Could Malta become a new esports hotspot?
Whilst nations like South Korea, the US and even Sweden have long been associated with the competitive gaming phenomenon, it seems that the small European archipelago of Malta is set to join in the action. This is because the Maltese government has unveiled plans to attract gaming developers, host esports events on the island, and make the country a new hotspot for competitive gaming.According to recent news stories, the Government of Malta’s 2019 budget will feature measures that include an ‘aggressive move to form a cluster for the esports world’. As such, we can expect a host of plans that could put Malta as a new focus on the competitive gaming map. But with plenty of other new esports projects taking place everywhere from the UK to Poland, it seems that things are heating up in this fiercely competitive domain.
Does Malta have what it takes to compete with the big esports players?
Malta might be well-known for its attractive climate and wide range of tourist sites, but the fact that it has made big plans to enter the esports fray may have taken many people by surprise. After all, it is a small island nation of just 460,000 people, so it’s questionable as to whether it can take on competitive gaming superpowers like South Korea, China and the US.
However, a closer look at the nation’s infrastructure shows that Malta could be particularly well-suited to the competitive gaming phenomenon. Recently we have seen how Malta has become a key player in the burgeoning blockchain industry, and the establishment of the Malta Gaming Authority has meant that the country has set itself at the heart of the online gambling revolution.
It’s a well known fact that Malta’s somewhat idiosyncratic approach to regulation has meant that it is a nation that’s hugely popular amongst entrepreneurs and start-up projects. And with the esports industry keen to explore new avenues in the most unlikely of places, it seems that the Maltese government’s plans to make the nation desirable to a new generation of competitive gaming brands couldn’t have come at a better time.

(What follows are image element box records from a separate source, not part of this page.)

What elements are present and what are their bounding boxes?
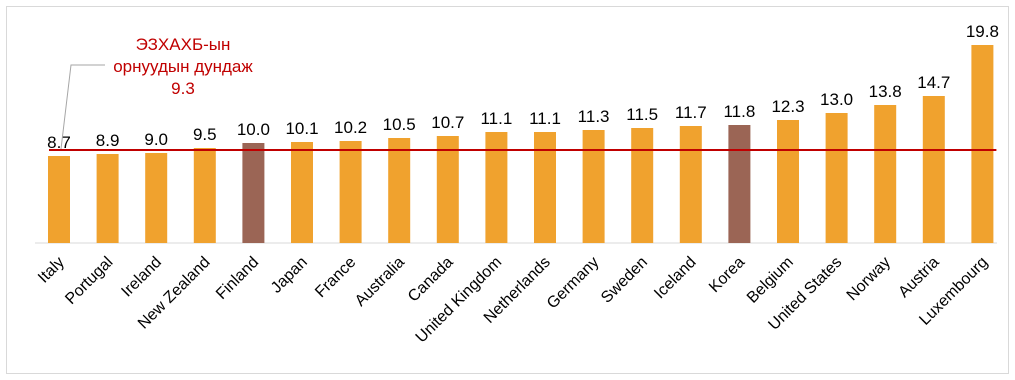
bar-korea [728, 125, 751, 243]
category-label-ireland: Ireland [118, 254, 165, 301]
bar-italy [48, 156, 70, 243]
bars-group [48, 45, 994, 243]
value-label-sweden: 11.5 [626, 105, 658, 124]
average-label-line-2: орнуудын дундаж [113, 57, 253, 76]
value-label-united-states: 13.0 [820, 90, 853, 109]
chart-frame: 8.7 8.9 9.0 9.5 10.0 10.1 10.2 10.5 10.7 11.1 11.1… [6, 6, 1009, 374]
bar-ireland [145, 153, 168, 243]
value-label-norway: 13.8 [869, 82, 902, 101]
value-label-united-kingdom: 11.1 [480, 109, 512, 128]
bar-germany [582, 130, 605, 243]
average-label-value: 9.3 [171, 79, 195, 98]
bar-united-kingdom [485, 132, 508, 243]
value-label-austria: 14.7 [917, 73, 950, 92]
value-label-france: 10.2 [334, 118, 367, 137]
bar-chart: 8.7 8.9 9.0 9.5 10.0 10.1 10.2 10.5 10.7 11.1 11.1… [35, 22, 999, 347]
bar-united-states [825, 113, 848, 243]
bar-iceland [679, 126, 702, 243]
bar-belgium [777, 120, 799, 243]
value-label-japan: 10.1 [285, 119, 318, 138]
category-label-austria: Austria [895, 254, 942, 301]
average-label-line-1: ЭЗХАХБ-ын [136, 35, 231, 54]
value-label-canada: 10.7 [431, 113, 464, 132]
bar-canada [436, 136, 459, 243]
bar-finland [242, 143, 265, 243]
value-label-ireland: 9.0 [144, 130, 168, 149]
category-label-sweden: Sweden [598, 254, 651, 307]
value-label-italy: 8.7 [47, 133, 71, 152]
bar-new-zealand [193, 148, 216, 243]
value-label-australia: 10.5 [383, 115, 416, 134]
bar-france [339, 141, 362, 243]
category-label-australia: Australia [352, 254, 408, 310]
bar-norway [874, 105, 897, 243]
value-label-iceland: 11.7 [675, 103, 707, 122]
category-label-iceland: Iceland [651, 254, 700, 303]
category-label-france: France [312, 254, 359, 301]
average-leader-line [60, 64, 105, 150]
category-label-norway: Norway [844, 254, 894, 304]
bar-australia [388, 138, 411, 243]
bar-portugal [96, 154, 119, 243]
category-label-portugal: Portugal [62, 254, 116, 308]
value-label-korea: 11.8 [723, 102, 755, 121]
value-label-germany: 11.3 [578, 107, 610, 126]
category-label-united-kingdom: United Kingdom [413, 254, 506, 347]
category-label-japan: Japan [268, 254, 311, 297]
value-label-luxembourg: 19.8 [966, 22, 999, 41]
category-label-italy: Italy [35, 254, 68, 287]
category-label-germany: Germany [544, 254, 603, 313]
value-label-portugal: 8.9 [96, 131, 120, 150]
bar-netherlands [534, 132, 556, 243]
bar-austria [922, 96, 945, 243]
value-label-netherlands: 11.1 [529, 109, 561, 128]
category-label-korea: Korea [706, 254, 748, 296]
value-label-finland: 10.0 [237, 120, 270, 139]
value-label-new-zealand: 9.5 [193, 125, 217, 144]
bar-japan [291, 142, 313, 243]
value-labels-group: 8.7 8.9 9.0 9.5 10.0 10.1 10.2 10.5 10.7 11.1 11.1… [47, 22, 999, 152]
bar-sweden [631, 128, 654, 243]
bar-luxembourg [971, 45, 994, 243]
value-label-belgium: 12.3 [771, 97, 804, 116]
category-label-finland: Finland [213, 254, 262, 303]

Promising developments in Malta’s esports scene
Whilst details surrounding the Maltese government’s plans to attract esports companies are still fairly hazy, it’s hoped that we will discover more information as the year unfolds. The announcements in the 2019 budget highlighted the creation of a new entity called TechMT that will market Malta as a key hub in the world’s digital economy, but it’s the fact that there will be a new development centre for esports that will be of greatest interest to gamers.

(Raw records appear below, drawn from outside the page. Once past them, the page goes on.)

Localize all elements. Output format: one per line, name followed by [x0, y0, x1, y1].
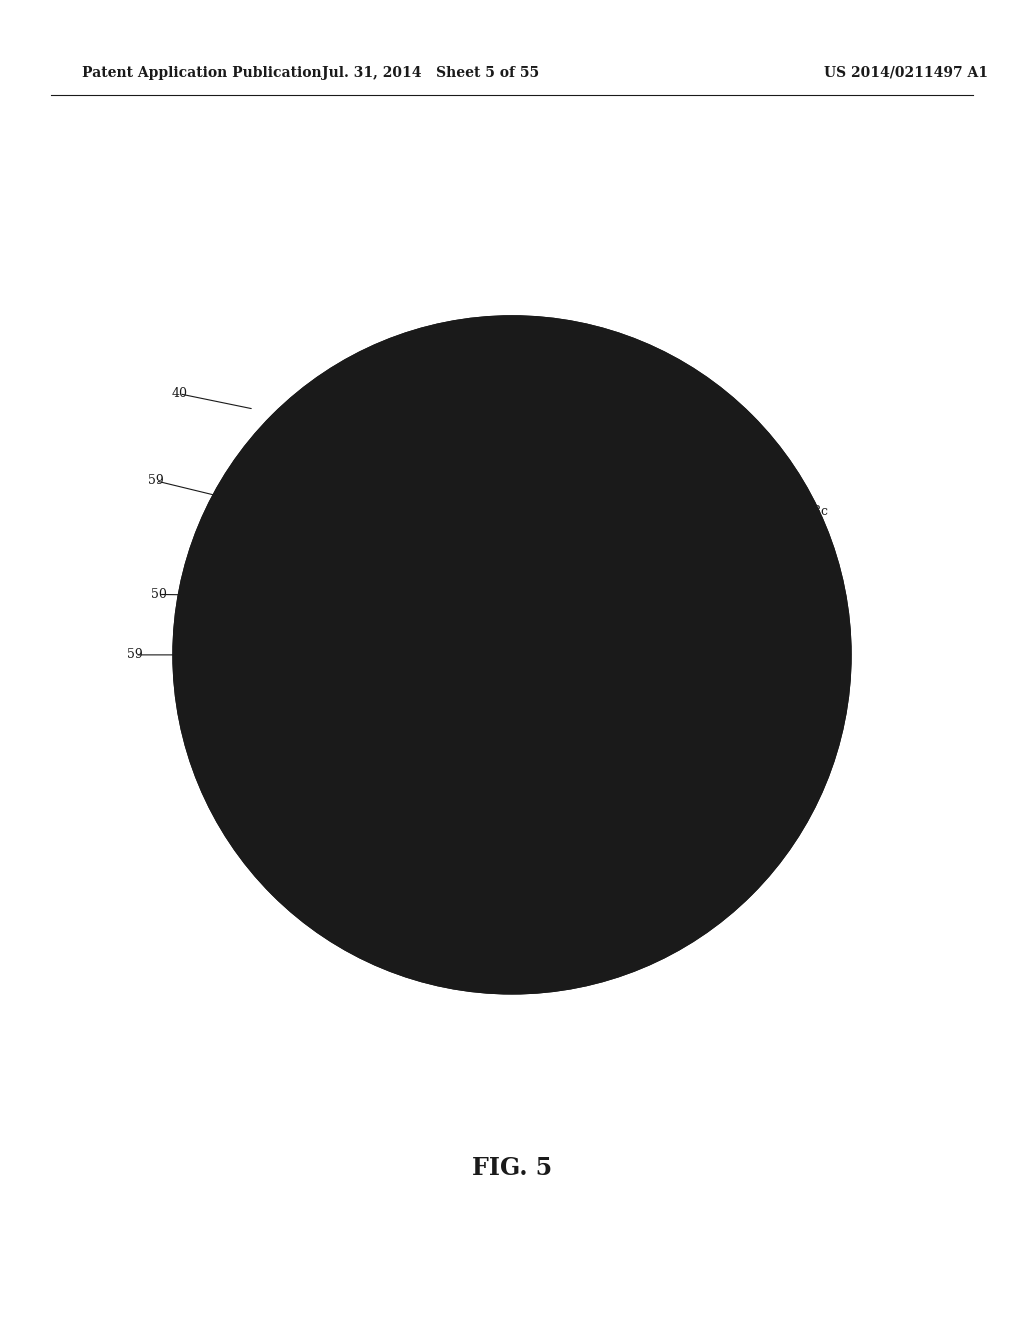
Text: 50: 50 [151, 587, 167, 601]
Text: 51: 51 [762, 492, 778, 504]
Text: 59: 59 [737, 461, 754, 474]
Text: 90: 90 [333, 396, 349, 408]
Text: US 2014/0211497 A1: US 2014/0211497 A1 [824, 66, 988, 79]
Text: 42: 42 [222, 546, 239, 558]
Text: 46: 46 [786, 598, 803, 611]
Circle shape [174, 317, 850, 993]
Text: 51: 51 [194, 764, 210, 777]
Text: 59: 59 [442, 403, 459, 416]
Text: 48b: 48b [633, 800, 657, 813]
Text: FIG. 5: FIG. 5 [472, 1156, 552, 1180]
Text: 44: 44 [737, 416, 754, 429]
Text: 40: 40 [171, 387, 187, 400]
Text: 51: 51 [596, 775, 612, 787]
Circle shape [483, 626, 541, 684]
Text: 59: 59 [428, 820, 444, 833]
Text: 48c: 48c [806, 506, 828, 517]
Text: 59: 59 [147, 474, 164, 487]
Text: 59: 59 [127, 648, 143, 661]
Text: Patent Application Publication: Patent Application Publication [82, 66, 322, 79]
Text: 66: 66 [258, 455, 274, 469]
Text: 59: 59 [307, 809, 324, 822]
Text: 59: 59 [766, 537, 782, 549]
Text: 48a: 48a [226, 799, 249, 812]
Text: 59: 59 [780, 653, 797, 667]
Text: Jul. 31, 2014   Sheet 5 of 55: Jul. 31, 2014 Sheet 5 of 55 [322, 66, 539, 79]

The GO Malta Esports Festival has already done a great job of showing that this small nation can cater to the needs of competition gaming fans. This annual event has traditionally focussed on the first-person shooter, Call of Duty, and whilst its overall prize pool of €5,000 may be modest, the fact that the tournament has recently teamed up with European Esports Gaming suggests that it could grow significantly over the coming years.There have been many other successful esports tournaments being held in Malta recently that have allowed gamers to compete on titles as far-ranging as the PlayerUnknown’s Battlegrounds battle royale game to the fighting game, Tekken 7. And with an estimated 159 gamers in Malta who have made money from esports competitions that take in everything from FIFA to Fortnite, it seems as though the time could be right for a Maltese esports revolution.
Which countries could limit Malta’s esports ambitions?
As the competitive gaming scene kicked off in South Korea in the early 2000s, it’s little surprise to find that this nation still produces many of the world’s top esports teams and players. But as the esports industry has expanded over the globe to eventually produce an estimated $1 billion in revenues in 2019, it’s clear that many nations are suddenly taking an interest in this phenomenon.
All eyes are on China at the moment as it has over 620 million gamers, and there have been positive moves made by the government to actively promote competitive gaming and help key players like TenCent take advantage of esports. Similarly, we’ve been interested to see how the US has taken measures to set up new professional leagues for everything from Overwatch to PlayerUnknown’s Battlegrounds in a bid to make esports something akin to a traditional sport.
Sweden took everyone by surprise with the success of their DreamHack gaming tournaments, and other European nations like Poland, the UK, Germany and France have also found success with their fledgling esports tournaments. And with even Brazil giving us some of the most successful esports teams, it seems as though the time is right for Malta to join the global esports revolution.